Bu arada eşimin bana anlattığı sırrından ailesi hic bahsetmedi ve birlikte buluşmalarda da ailesi komşuyu, akrabaları falan anlatıyor, sohbet boyle ilerliyor. Daha sonra kardeşim de evlendi. Kardeşimin duğunune kayınpederimin arabasıyla gidecektik. Ben arabaya bindiğimde goğus dekoltemden dolayı bana oyle bir laf soyledi ki ben daha once ne bir akrabam, ne arkadaşım ne de sokakta sozlu tacizde boyle bir laf duymadım. Sonra eşim ne diyorsun dedi babasına, o da hic oğlum falan diyerek geciştirdi. Sonradan eşim tam olarak ne soylediğini anlamadığını soyluyor.

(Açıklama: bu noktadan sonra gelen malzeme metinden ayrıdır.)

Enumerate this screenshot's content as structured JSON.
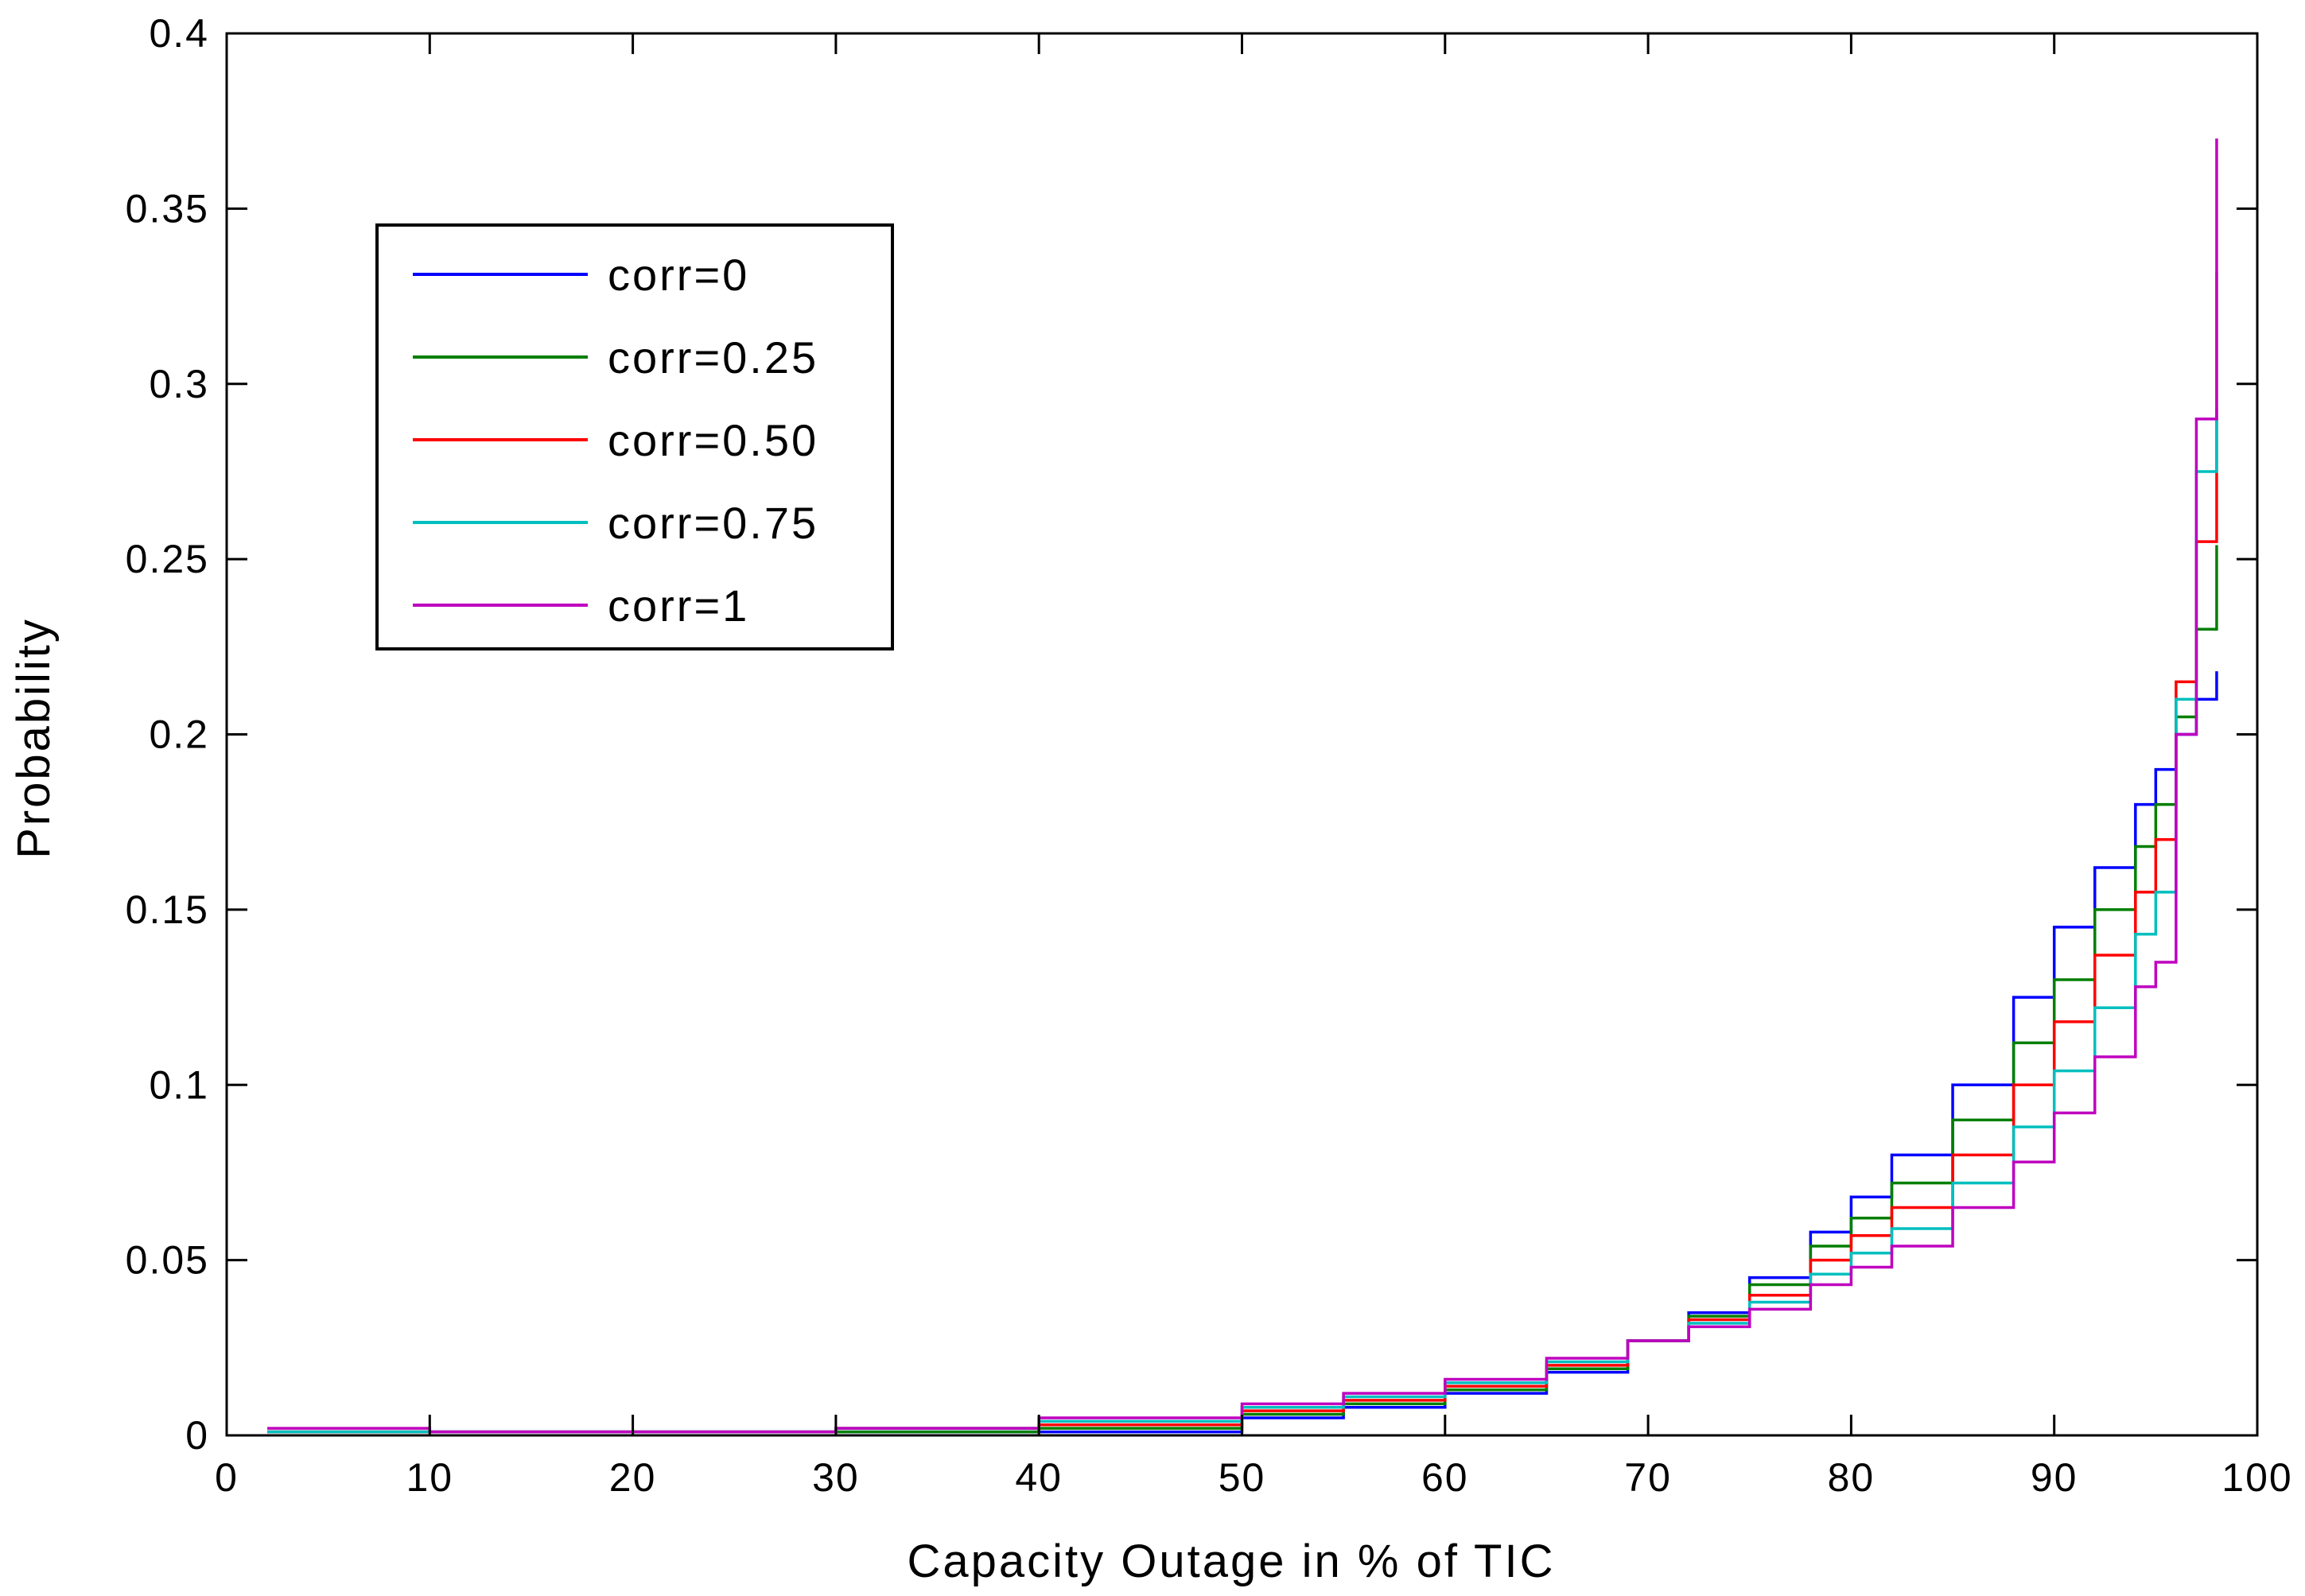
{
  "chart_data": {
    "type": "line",
    "title": "",
    "xlabel": "Capacity Outage in % of TIC",
    "ylabel": "Probability",
    "xlim": [
      0,
      100
    ],
    "ylim": [
      0,
      0.4
    ],
    "xticks": [
      0,
      10,
      20,
      30,
      40,
      50,
      60,
      70,
      80,
      90,
      100
    ],
    "xtick_labels": [
      "0",
      "10",
      "20",
      "30",
      "40",
      "50",
      "60",
      "70",
      "80",
      "90",
      "100"
    ],
    "yticks": [
      0,
      0.05,
      0.1,
      0.15,
      0.2,
      0.25,
      0.3,
      0.35,
      0.4
    ],
    "ytick_labels": [
      "0",
      "0.05",
      "0.1",
      "0.15",
      "0.2",
      "0.25",
      "0.3",
      "0.35",
      "0.4"
    ],
    "grid": false,
    "legend_position": "top-left",
    "x": [
      2,
      10,
      20,
      30,
      40,
      50,
      55,
      60,
      65,
      69,
      72,
      75,
      78,
      80,
      82,
      85,
      88,
      90,
      92,
      94,
      95,
      96,
      97,
      98
    ],
    "series": [
      {
        "name": "corr=0",
        "color": "#0000ff",
        "values": [
          0.001,
          0.001,
          0.001,
          0.001,
          0.001,
          0.005,
          0.008,
          0.012,
          0.018,
          0.027,
          0.035,
          0.045,
          0.058,
          0.068,
          0.08,
          0.1,
          0.125,
          0.145,
          0.162,
          0.18,
          0.19,
          0.2,
          0.21,
          0.218
        ]
      },
      {
        "name": "corr=0.25",
        "color": "#007f00",
        "values": [
          0.001,
          0.001,
          0.001,
          0.001,
          0.002,
          0.006,
          0.009,
          0.013,
          0.019,
          0.027,
          0.034,
          0.043,
          0.054,
          0.062,
          0.072,
          0.09,
          0.112,
          0.13,
          0.15,
          0.168,
          0.18,
          0.205,
          0.23,
          0.254
        ]
      },
      {
        "name": "corr=0.50",
        "color": "#ff0000",
        "values": [
          0.001,
          0.001,
          0.001,
          0.002,
          0.003,
          0.007,
          0.01,
          0.014,
          0.02,
          0.027,
          0.033,
          0.04,
          0.05,
          0.057,
          0.065,
          0.08,
          0.1,
          0.118,
          0.137,
          0.155,
          0.17,
          0.215,
          0.255,
          0.293
        ]
      },
      {
        "name": "corr=0.75",
        "color": "#00bfbf",
        "values": [
          0.001,
          0.001,
          0.001,
          0.002,
          0.004,
          0.008,
          0.011,
          0.015,
          0.021,
          0.027,
          0.032,
          0.038,
          0.046,
          0.052,
          0.059,
          0.072,
          0.088,
          0.104,
          0.122,
          0.143,
          0.155,
          0.21,
          0.275,
          0.332
        ]
      },
      {
        "name": "corr=1",
        "color": "#bf00bf",
        "values": [
          0.002,
          0.001,
          0.001,
          0.002,
          0.005,
          0.009,
          0.012,
          0.016,
          0.022,
          0.027,
          0.031,
          0.036,
          0.043,
          0.048,
          0.054,
          0.065,
          0.078,
          0.092,
          0.108,
          0.128,
          0.135,
          0.2,
          0.29,
          0.37
        ]
      }
    ]
  }
}
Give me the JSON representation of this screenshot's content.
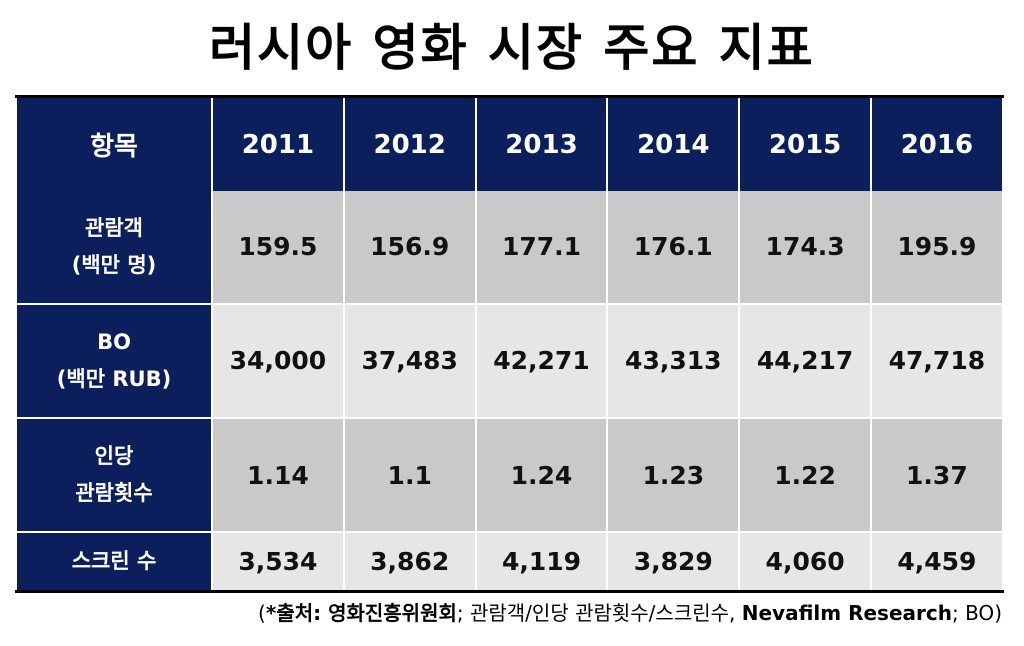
{
  "title": "러시아 영화 시장 주요 지표",
  "table": {
    "header": [
      "항목",
      "2011",
      "2012",
      "2013",
      "2014",
      "2015",
      "2016"
    ],
    "rows": [
      {
        "label_lines": [
          "관람객",
          "(백만 명)"
        ],
        "values": [
          "159.5",
          "156.9",
          "177.1",
          "176.1",
          "174.3",
          "195.9"
        ]
      },
      {
        "label_lines": [
          "BO",
          "(백만 RUB)"
        ],
        "values": [
          "34,000",
          "37,483",
          "42,271",
          "43,313",
          "44,217",
          "47,718"
        ]
      },
      {
        "label_lines": [
          "인당",
          "관람횟수"
        ],
        "values": [
          "1.14",
          "1.1",
          "1.24",
          "1.23",
          "1.22",
          "1.37"
        ]
      },
      {
        "label_lines": [
          "스크린 수"
        ],
        "values": [
          "3,534",
          "3,862",
          "4,119",
          "3,829",
          "4,060",
          "4,459"
        ]
      }
    ]
  },
  "footnote": {
    "open": "(",
    "source1_label": "*출처: 영화진흥위원회",
    "source1_items": "; 관람객/인당 관람횟수/스크린수, ",
    "source2_label": "Nevafilm Research",
    "source2_items": "; BO",
    "close": ")"
  },
  "colors": {
    "header_bg": "#0b1f5c",
    "row_dark": "#c9c9c9",
    "row_light": "#e6e6e6"
  }
}
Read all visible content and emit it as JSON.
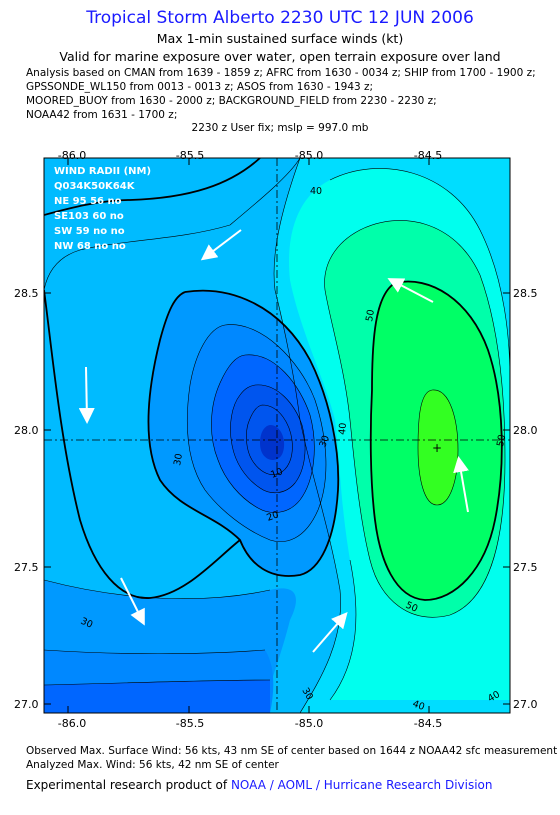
{
  "header": {
    "title": "Tropical Storm Alberto 2230 UTC 12 JUN 2006",
    "subtitle": "Max 1-min sustained surface winds (kt)",
    "valid_line": "Valid for marine exposure over water, open terrain exposure over land",
    "analysis_lines": [
      "Analysis based on  CMAN from 1639 - 1859 z;  AFRC from 1630 - 0034 z;  SHIP from 1700 - 1900 z;",
      "GPSSONDE_WL150 from 0013 - 0013 z;  ASOS from 1630 - 1943 z;",
      "MOORED_BUOY from 1630 - 2000 z;  BACKGROUND_FIELD from 2230 - 2230 z;",
      "NOAA42 from 1631 - 1700 z;"
    ],
    "fix_line": "2230 z User fix; mslp = 997.0 mb"
  },
  "map": {
    "lon_ticks": [
      "-86.0",
      "-85.5",
      "-85.0",
      "-84.5"
    ],
    "lat_ticks": [
      "28.5",
      "28.0",
      "27.5",
      "27.0"
    ],
    "wind_radii": {
      "title": "WIND RADII (NM)",
      "header": "Q034K50K64K",
      "rows": [
        "NE 95 56 no",
        "SE103 60 no",
        "SW 59 no no",
        "NW 68 no no"
      ]
    },
    "contour_labels": [
      "40",
      "50",
      "50",
      "50",
      "30",
      "30",
      "40",
      "30",
      "20",
      "10",
      "30",
      "40",
      "40"
    ],
    "colors": {
      "lvl0": "#0033cc",
      "lvl10": "#0055ee",
      "lvl15": "#0066ff",
      "lvl20": "#0088ff",
      "lvl25": "#0099ff",
      "lvl30": "#00bbff",
      "lvl35": "#00ddff",
      "lvl40": "#00ffee",
      "lvl45": "#00ffaa",
      "lvl50": "#00ff66",
      "lvl55": "#33ff22"
    }
  },
  "footer": {
    "observed": "Observed Max. Surface Wind: 56 kts, 43 nm SE of center based on 1644 z NOAA42 sfc measurement",
    "analyzed": "Analyzed Max. Wind: 56 kts, 42 nm SE of center",
    "credit_prefix": "Experimental research product of",
    "credit_org": "NOAA / AOML / Hurricane Research Division"
  }
}
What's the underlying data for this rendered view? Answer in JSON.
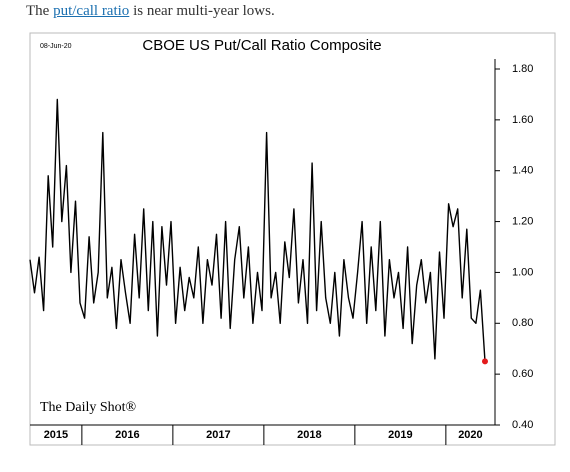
{
  "caption": {
    "before": "The",
    "link": "put/call ratio",
    "after": "is near multi-year lows."
  },
  "chart_data": {
    "type": "line",
    "title": "CBOE US Put/Call Ratio Composite",
    "date": "08-Jun-20",
    "source": "The Daily Shot®",
    "x": [
      2015.43,
      2015.48,
      2015.53,
      2015.58,
      2015.63,
      2015.68,
      2015.73,
      2015.78,
      2015.83,
      2015.88,
      2015.93,
      2015.98,
      2016.03,
      2016.08,
      2016.13,
      2016.18,
      2016.23,
      2016.28,
      2016.33,
      2016.38,
      2016.43,
      2016.48,
      2016.53,
      2016.58,
      2016.63,
      2016.68,
      2016.73,
      2016.78,
      2016.83,
      2016.88,
      2016.93,
      2016.98,
      2017.03,
      2017.08,
      2017.13,
      2017.18,
      2017.23,
      2017.28,
      2017.33,
      2017.38,
      2017.43,
      2017.48,
      2017.53,
      2017.58,
      2017.63,
      2017.68,
      2017.73,
      2017.78,
      2017.83,
      2017.88,
      2017.93,
      2017.98,
      2018.03,
      2018.08,
      2018.13,
      2018.18,
      2018.23,
      2018.28,
      2018.33,
      2018.38,
      2018.43,
      2018.48,
      2018.53,
      2018.58,
      2018.63,
      2018.68,
      2018.73,
      2018.78,
      2018.83,
      2018.88,
      2018.93,
      2018.98,
      2019.03,
      2019.08,
      2019.13,
      2019.18,
      2019.23,
      2019.28,
      2019.33,
      2019.38,
      2019.43,
      2019.48,
      2019.53,
      2019.58,
      2019.63,
      2019.68,
      2019.73,
      2019.78,
      2019.83,
      2019.88,
      2019.93,
      2019.98,
      2020.03,
      2020.08,
      2020.13,
      2020.18,
      2020.23,
      2020.28,
      2020.33,
      2020.38,
      2020.43
    ],
    "series": [
      {
        "color": "#000000",
        "last_point_color": "#e31a1c",
        "values": [
          1.05,
          0.92,
          1.06,
          0.85,
          1.38,
          1.1,
          1.68,
          1.2,
          1.42,
          1.0,
          1.28,
          0.88,
          0.82,
          1.14,
          0.88,
          1.0,
          1.55,
          0.9,
          1.02,
          0.78,
          1.05,
          0.92,
          0.8,
          1.15,
          0.9,
          1.25,
          0.85,
          1.2,
          0.75,
          1.18,
          0.95,
          1.2,
          0.8,
          1.02,
          0.85,
          0.98,
          0.9,
          1.1,
          0.8,
          1.05,
          0.95,
          1.15,
          0.82,
          1.2,
          0.78,
          1.05,
          1.18,
          0.9,
          1.1,
          0.8,
          1.0,
          0.85,
          1.55,
          0.9,
          1.0,
          0.8,
          1.12,
          0.98,
          1.25,
          0.88,
          1.05,
          0.8,
          1.43,
          0.85,
          1.2,
          0.9,
          0.8,
          1.0,
          0.75,
          1.05,
          0.9,
          0.82,
          1.0,
          1.2,
          0.8,
          1.1,
          0.85,
          1.2,
          0.75,
          1.05,
          0.9,
          1.0,
          0.78,
          1.1,
          0.72,
          0.95,
          1.05,
          0.88,
          1.0,
          0.66,
          1.08,
          0.82,
          1.27,
          1.18,
          1.25,
          0.9,
          1.17,
          0.82,
          0.8,
          0.93,
          0.65
        ]
      }
    ],
    "xlim": [
      2015.43,
      2020.54
    ],
    "xticks": [
      2015,
      2016,
      2017,
      2018,
      2019,
      2020
    ],
    "ylim": [
      0.4,
      1.8
    ],
    "yticks": [
      {
        "value": 0.4,
        "label": "0.40"
      },
      {
        "value": 0.6,
        "label": "0.60"
      },
      {
        "value": 0.8,
        "label": "0.80"
      },
      {
        "value": 1.0,
        "label": "1.00"
      },
      {
        "value": 1.2,
        "label": "1.20"
      },
      {
        "value": 1.4,
        "label": "1.40"
      },
      {
        "value": 1.6,
        "label": "1.60"
      },
      {
        "value": 1.8,
        "label": "1.80"
      }
    ],
    "grid": false
  }
}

Cok uzattım kusura bakmayın ama eşimin ailesine karşı herhangi bir insana gostereceğim saygıdan fazlası yok. Ve ben zamanla bunu da kaybetmeye başladım. Bu kışlık erzak konusunda fazla getiriyorlar ve ben bozulmasın diye uğraşıp kafa yoruyorum. Bir sonraki seneye kalıyor. Bayat yiyoruz. Ben beslenmeme dikkat eden biriyim. Yaşımızı başımızı almış insanlarız. İşlerimize odaklanıp bir an once cocuk sahibi olmak istiyorduk ancak şu an her şey geriye gidiyor. Eşimin işi kotu durumda. Ben tezimi yazamıyorum. Kayınvalideme biz bunları yiyemiyoruz, kendinizi bu kadar yormayın diyorum ben yapamayı seviyorum diyor. Cok getiriyorsunuz daha onceki bitmedi diyorum onu cope at kızın diyor. Neden atıyım gunah değil i hem emeğinize yazık diyorum annene ver kardeşine ver diyor. Her dediğime başka cevap veriyor. Birine bir şeyler getirmenin, erzağın vs.'nin de sınırı olduğunu duşunuyorum. Bu aşırılık ne anlama geliyor bilmiyorum. Eşim de sozde ailesinden bir şey istemediğin surekli vurguluyordu. Bu arada pandemiden once annemin onerisiyle psikiyatra gittim. O bana cift terapisi onerdi. Sorun seninle ilgili değil. Senin tek başına cozebileceğin bir şey değil dedi. Sonra pandemi geldi, erteledik. Ama pandemide aramız duzeldi. Neden? Cunku aileler gelip gitmedi, biz de gelip gitmedi. Bu arada benim ailem ilk sene belki 2 kez geldi. O da cağırınca... Onun dışında nadiren geldiler. Ama eşim hala kendi ailesini duzgun ağırlayamadığından falan yakınıyor. Bu yaz ortasında ailesi geldi (pandemide koydeydiler, yasaklar kalkınca geldiler). Tama boş kavanozları, kasaları verip kurtulacağım derken 2 katı yukle gelmişler. Yaz ortasında kuru fasulye falan getirmişler. Bunlar yine bizim aramızda soruna yol actı. Artık ikimizin de psikolojisi iyi değil. Bu arada cift terapisi bulma işini eşim ustlenmişti ama şu an tum gun TV izlemekten başka bir şey yapmıyor. Ben araştırdım. Universitelerde yok. Sanırım İzmir'de devletin boyle bir hizmeti yokmuş. Ozele de surekli gitmeye gucumuz yetmez. Ben şu an eşimde başka psikolojik problemler olduğunu duşunuyorum. Bir yandan beni uzduğu icin artık devam etmek istemiyorum ve tezimle ilgilenmek istiyorum. Cunku hayat hep erteleniyor. Diğer yandan da sevdiğim insanı bu halde bırakamıyorum. Ustune de duşmek istemiyorum sanki ilgi cekmek icin birtakım davranışlar yapıyor gibi geliyor.